Dans un angle obtus de ma porte-fenêtre, se tient un hexagone humain  parfaitement  solide, lié d’une même colle, l’esprit du vainqueur et la rigueur morale du devoir citoyen. Ils sont six, tous sortis d’un moule identique, le fils ressemblant au père, les enfants identiques, authentiques jumeaux et spermatozoïdement filiaux, et les deux femmes pures repousses d’une Merkel à poils courts et  d’un Fox terrier  de jardin.

Ce serait beaucoup dire que je les connais. J’ai droit seulement par secousses dans mon audiomètre  à quelques échantillons de leur mode de communication premier et des efforts contraints et liquoreux de la parentèle pour modérer les tempêtes vocales de leurs marmots. Et dire que j’aime les enfants ! Comment peut-on en arriver à ce rictus amusé qui cerne mon sourire quand je vois ces affreux discuter entre eux à hauteur de décibels.

C’est à moi !

Nooon

C’est ta faute !

Vas- y ramasse !

Non mais tu fais exprès–…..

La pièce est si bien orchestrée que jamais elle ne fait faillite. J’assiste au grand spectacle de rue,  Guignol et Gnafron. Oh ! Que je suis mauvaise, mais que ça fait du bien de voir les autres se taper dessus sans qu’on ait besoin d’y mettre du sien. Le castelet s’ouvre à toute heure. Suffit d’être sur son banc et voilà c’est parti. Tout y passe : les rigueurs de la fraternité, les esclandres de terrains de sports, les batailles rangées, les mises à sac, les gémissements des vaincus, les ricanements des vainqueurs. La Vie ! La Vie ! Quoi…

Présentation des personnages.

Lui 1: droit raide, mesuré, musculeux, cheveux courts, sportif. Porte volontiers sa casaque de Police.

Elle 1 : rousse, la guibole blanche, le style so british, lunettes de soleil et chapeau et une forme aérienne de danser des spartiates entre les pâquerettes.

Lui 2 : sept ans, le cheveu parfait, maigrichon, avenir de ténor puissant ou de caporal, ne connait pas le modérato, sportif, agressif, combattif, prometteur.  Adapté quoi.

Lui 3 : sept ans, le cheveu parfait, maigrichon, vox lamentita, commence ses phrases et les finit en hoquets rageurs.
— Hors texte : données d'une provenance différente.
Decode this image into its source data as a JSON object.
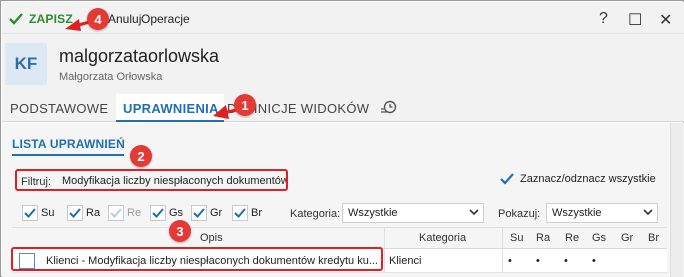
{
  "toolbar": {
    "save_label": "ZAPISZ",
    "cancel_label": "Anuluj",
    "operations_label": "Operacje"
  },
  "window_controls": {
    "help": "?",
    "maximize": "☐",
    "close": "✕"
  },
  "header": {
    "avatar_initials": "KF",
    "username": "malgorzataorlowska",
    "full_name": "Małgorzata Orłowska"
  },
  "tabs": [
    {
      "label": "PODSTAWOWE",
      "active": false
    },
    {
      "label": "UPRAWNIENIA",
      "active": true
    },
    {
      "label": "DEFINICJE WIDOKÓW",
      "active": false
    }
  ],
  "section_title": "LISTA UPRAWNIEŃ",
  "filter": {
    "label": "Filtruj:",
    "value": "Modyfikacja liczby niespłaconych dokumentów"
  },
  "select_all": {
    "label": "Zaznacz/odznacz wszystkie",
    "checked": true
  },
  "permission_filters": [
    {
      "label": "Su",
      "checked": true,
      "enabled": true
    },
    {
      "label": "Ra",
      "checked": true,
      "enabled": true
    },
    {
      "label": "Re",
      "checked": true,
      "enabled": false
    },
    {
      "label": "Gs",
      "checked": true,
      "enabled": true
    },
    {
      "label": "Gr",
      "checked": true,
      "enabled": true
    },
    {
      "label": "Br",
      "checked": true,
      "enabled": true
    }
  ],
  "category": {
    "label": "Kategoria:",
    "value": "Wszystkie"
  },
  "show": {
    "label": "Pokazuj:",
    "value": "Wszystkie"
  },
  "table": {
    "columns": [
      "Opis",
      "Kategoria",
      "Su",
      "Ra",
      "Re",
      "Gs",
      "Gr",
      "Br"
    ],
    "rows": [
      {
        "checked": false,
        "opis": "Klienci - Modyfikacja liczby niespłaconych dokumentów kredytu ku...",
        "kategoria": "Klienci",
        "su": "•",
        "ra": "•",
        "re": "•",
        "gs": "•",
        "gr": "",
        "br": ""
      }
    ]
  },
  "annotations": [
    "1",
    "2",
    "3",
    "4"
  ],
  "colors": {
    "accent": "#1f6fb2",
    "save_green": "#2e8b2e",
    "annotation_red": "#e02020"
  }
}
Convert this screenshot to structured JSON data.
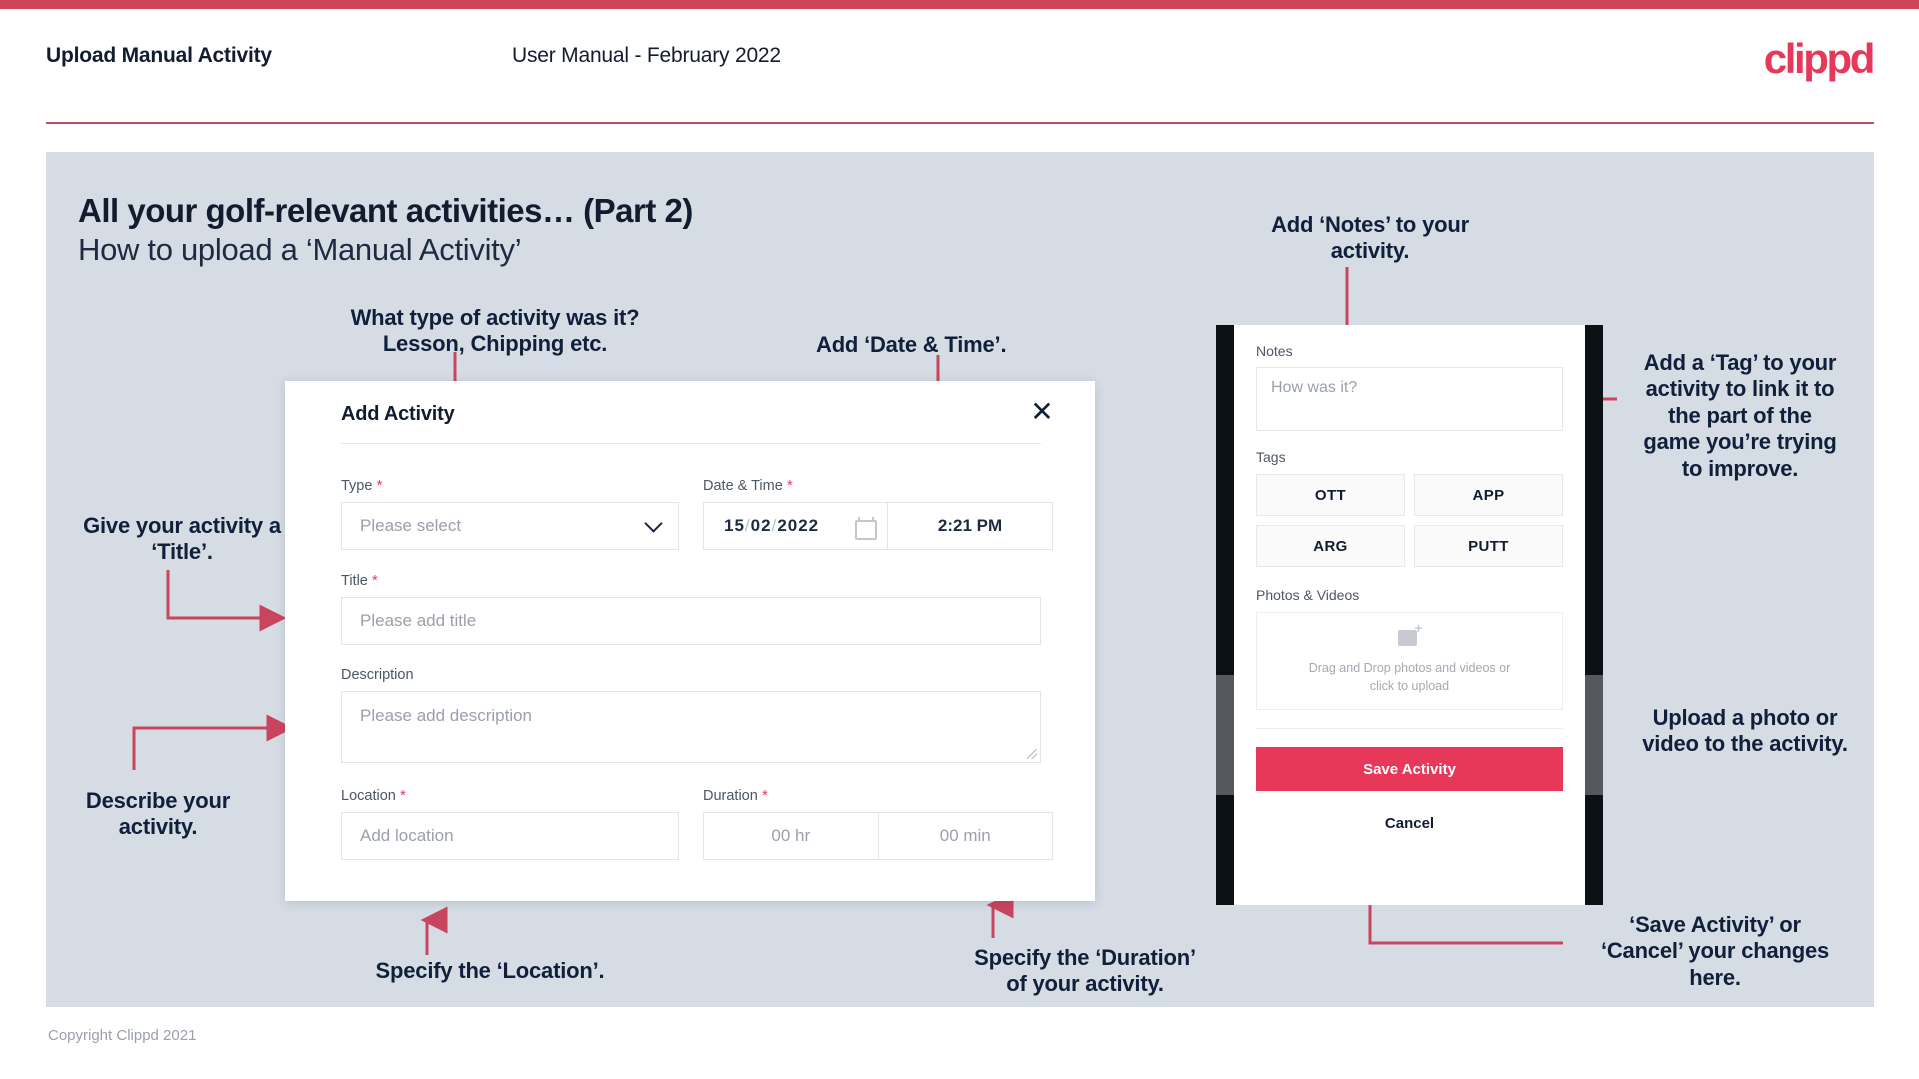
{
  "header": {
    "title": "Upload Manual Activity",
    "subtitle": "User Manual - February 2022",
    "logo": "clippd"
  },
  "slide": {
    "title": "All your golf-relevant activities… (Part 2)",
    "subtitle": "How to upload a ‘Manual Activity’"
  },
  "annotations": {
    "type": "What type of activity was it?\nLesson, Chipping etc.",
    "datetime": "Add ‘Date & Time’.",
    "notes": "Add ‘Notes’ to your\nactivity.",
    "tag": "Add a ‘Tag’ to your\nactivity to link it to\nthe part of the\ngame you’re trying\nto improve.",
    "title": "Give your activity a\n‘Title’.",
    "description": "Describe your\nactivity.",
    "location": "Specify the ‘Location’.",
    "duration": "Specify the ‘Duration’\nof your activity.",
    "upload": "Upload a photo or\nvideo to the activity.",
    "save": "‘Save Activity’ or\n‘Cancel’ your changes\nhere."
  },
  "dialog": {
    "title": "Add Activity",
    "close_icon": "close-icon",
    "fields": {
      "type": {
        "label": "Type",
        "required": true,
        "placeholder": "Please select",
        "value": ""
      },
      "datetime": {
        "label": "Date & Time",
        "required": true,
        "day": "15",
        "month": "02",
        "year": "2022",
        "separator": "/",
        "time": "2:21 PM",
        "calendar_icon": "calendar-icon"
      },
      "title": {
        "label": "Title",
        "required": true,
        "placeholder": "Please add title",
        "value": ""
      },
      "description": {
        "label": "Description",
        "required": false,
        "placeholder": "Please add description",
        "value": ""
      },
      "location": {
        "label": "Location",
        "required": true,
        "placeholder": "Add location",
        "value": ""
      },
      "duration": {
        "label": "Duration",
        "required": true,
        "hours_placeholder": "00 hr",
        "minutes_placeholder": "00 min"
      }
    }
  },
  "phone": {
    "notes": {
      "label": "Notes",
      "placeholder": "How was it?",
      "value": ""
    },
    "tags": {
      "label": "Tags",
      "items": [
        "OTT",
        "APP",
        "ARG",
        "PUTT"
      ]
    },
    "photos": {
      "label": "Photos & Videos",
      "dropzone_line1": "Drag and Drop photos and videos or",
      "dropzone_line2": "click to upload",
      "icon": "add-image-icon"
    },
    "save_label": "Save Activity",
    "cancel_label": "Cancel"
  },
  "footer": {
    "copyright": "Copyright Clippd 2021"
  },
  "colors": {
    "brand_pink": "#e8385a",
    "top_bar": "#cf4459",
    "slide_bg": "#d6dce4",
    "ink": "#111c2e",
    "arrow": "#c9455f"
  }
}
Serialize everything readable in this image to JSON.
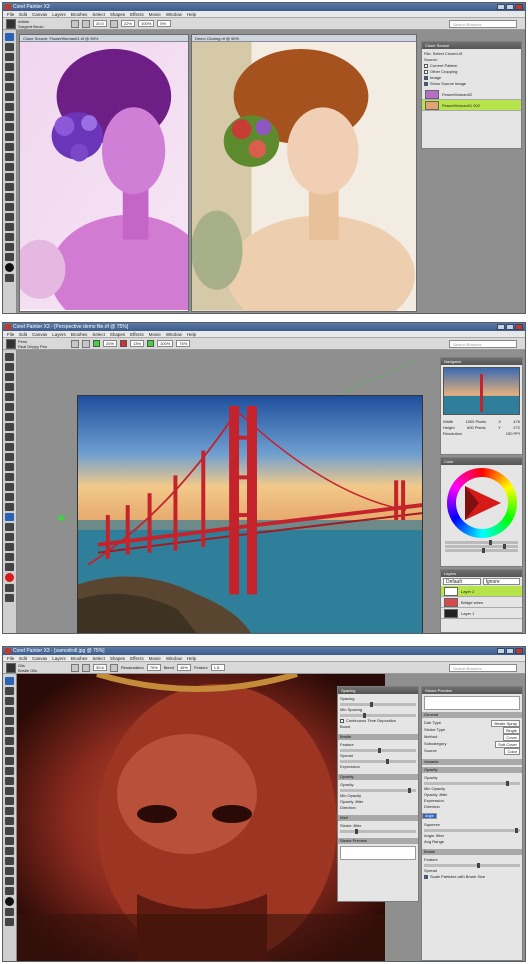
{
  "app": {
    "title1": "Corel Painter X3",
    "title2": "Corel Painter X3 - [Perspective demo file.rif @ 75%]",
    "title3": "Corel Painter X3 - [samodroll.jpg @ 75%]"
  },
  "menu": [
    "File",
    "Edit",
    "Canvas",
    "Layers",
    "Brushes",
    "Select",
    "Shapes",
    "Effects",
    "Movie",
    "Window",
    "Help"
  ],
  "search_placeholder": "Search Brushes",
  "shot1": {
    "brush_cat": "Artists",
    "brush_var": "Sargent Brush",
    "size": "20.0",
    "opacity": "22%",
    "grain": "100%",
    "blend": "5%",
    "doc_left_title": "Clone Source: FlowerWoman01.rif @ 50%",
    "doc_right_title": "Demo Cloning.rif @ 50%",
    "clone_panel": {
      "title": "Clone Source",
      "line1": "File: Select Cloned.rif",
      "source_label": "Source:",
      "opt_current": "Current Pattern",
      "opt_other": "Other Cropping",
      "opt_image": "Image",
      "show_source": "Show Source Image",
      "sources": [
        "FlowerWoman02",
        "FlowerWoman01 002"
      ]
    },
    "colors": {
      "accent": "#a8d93a"
    }
  },
  "shot2": {
    "brush_cat": "Pens",
    "brush_var": "Real Drippy Pen",
    "opacity_a": "20%",
    "opacity_b": "13%",
    "opacity_c": "100%",
    "density": "75%",
    "navigator": {
      "title": "Navigator",
      "width_label": "Width",
      "width_val": "1000 Pixels",
      "height_label": "Height",
      "height_val": "600 Pixels",
      "res_label": "Resolution",
      "res_val": "150 PPI",
      "x_label": "X",
      "x_val": "476",
      "y_label": "Y",
      "y_val": "272"
    },
    "color_panel": {
      "title": "Color"
    },
    "layers": {
      "title": "Layers",
      "blend": "Default",
      "comp": "Ignore",
      "items": [
        "Layer 2",
        "Bridge wires",
        "Layer 1"
      ]
    }
  },
  "shot3": {
    "brush_cat": "Oils",
    "brush_var": "Bristle Oils",
    "size": "30.6",
    "resaturation": "70%",
    "bleed": "45%",
    "feature": "1.8",
    "dab": {
      "title": "Spacing",
      "spacing": "Spacing",
      "min_spacing": "Min Spacing",
      "continuous": "Continuous Time Deposition",
      "boost": "Boost",
      "bristle": "Bristle",
      "feature": "Feature",
      "spread": "Spread",
      "expression": "Expression",
      "opacity_section": "Opacity",
      "opacity": "Opacity",
      "min_opacity": "Min Opacity",
      "opacity_jitter": "Opacity Jitter",
      "direction": "Direction",
      "well": "Well",
      "stroke_jitter": "Stroke Jitter",
      "stroke_preview": "Stroke Preview"
    },
    "general": {
      "title": "Stroke Preview",
      "section": "General",
      "dab_type": "Dab Type",
      "dab_type_val": "Bristle Spray",
      "stroke_type": "Stroke Type",
      "stroke_type_val": "Single",
      "method": "Method",
      "method_val": "Cover",
      "subcategory": "Subcategory",
      "subcategory_val": "Soft Cover",
      "source": "Source",
      "source_val": "Color",
      "variants": "Variants",
      "opacity_section": "Opacity",
      "opacity": "Opacity",
      "min_opacity": "Min Opacity",
      "opacity_jitter": "Opacity Jitter",
      "expression": "Expression",
      "direction": "Direction",
      "angle": "Angle",
      "squeeze": "Squeeze",
      "angle_jitter": "Angle Jitter",
      "ang_range": "Ang Range",
      "bristle": "Bristle",
      "feature": "Feature",
      "spread": "Spread",
      "scale": "Scale Particles with Brush Size"
    }
  }
}
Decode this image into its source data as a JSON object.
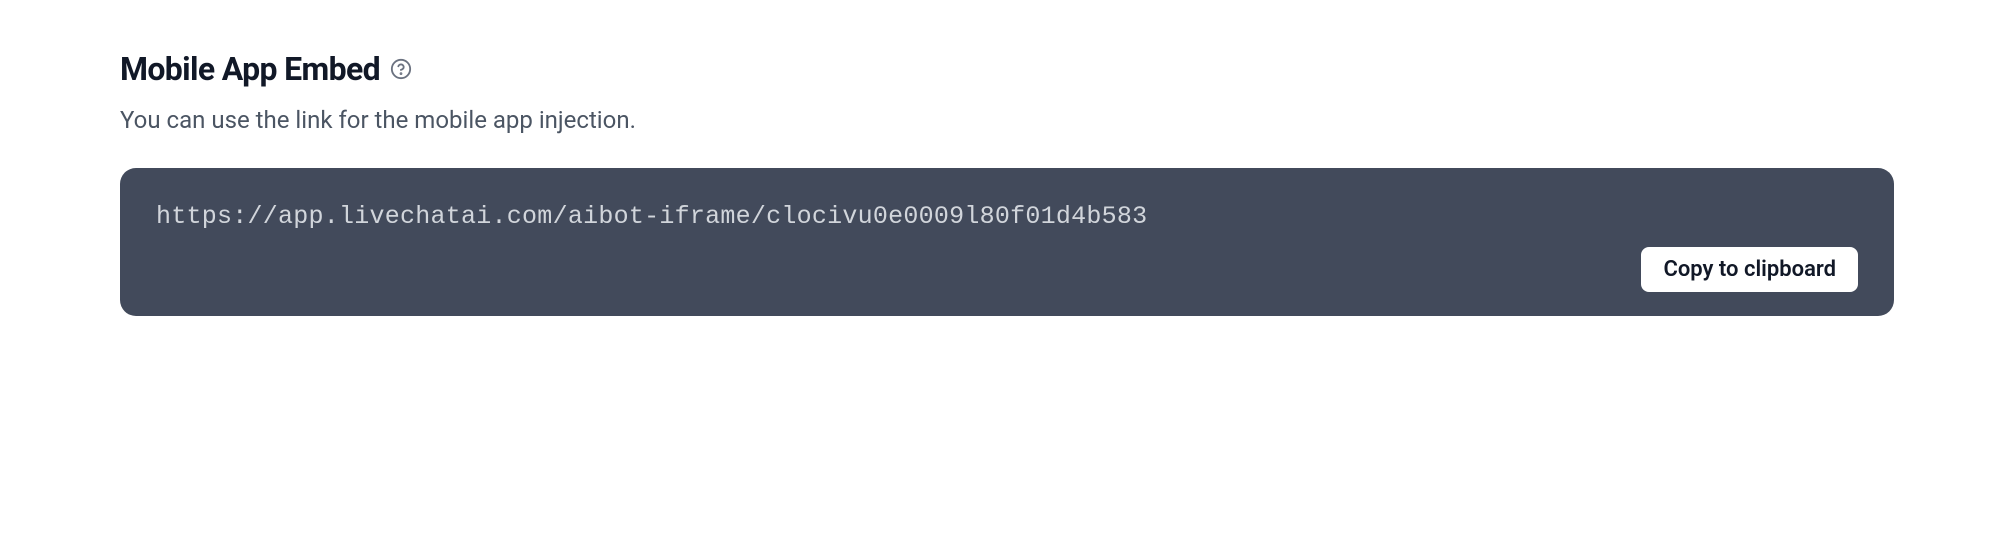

Jamais, jamais encore il n’a eu le dessus. Looser définitif. (putain de tarot !)

Lui 4 : grand-père, teigneux, autoritaire, contrôleur, menaçant, proférant, dominant. Le froc un peu bas, la démarche pleine le slip.

Elle 2 : la femme du vieux, bobonne voûtée, muselée.

J’entretiens avec eux un parfait distinguo. Je froufroute de la pédale, je roule au 20km à l’heure, je tonds mon gazon quand ils gueulent, je ne rôtis pas de poisson le dimanche, je cuits mon choux -fleur dans le secret des bouillons de onze heures.

Mais je ne suis jamais sûre qu’ils ne m’en veuillent pas d’être au bout de leur lorgnette, le fameux  silence perturbateur.

Un dimanche neigeux où j’avais sorti ma pelle pour décrotter ma voiture de sa blancheur,  le grand-père est sorti. Il m’a vertement reprise, dites-donc vous et le règlement de quartier ! Pas de pelle à neige sous les fenêtres le dimanche. ! Crévindiou !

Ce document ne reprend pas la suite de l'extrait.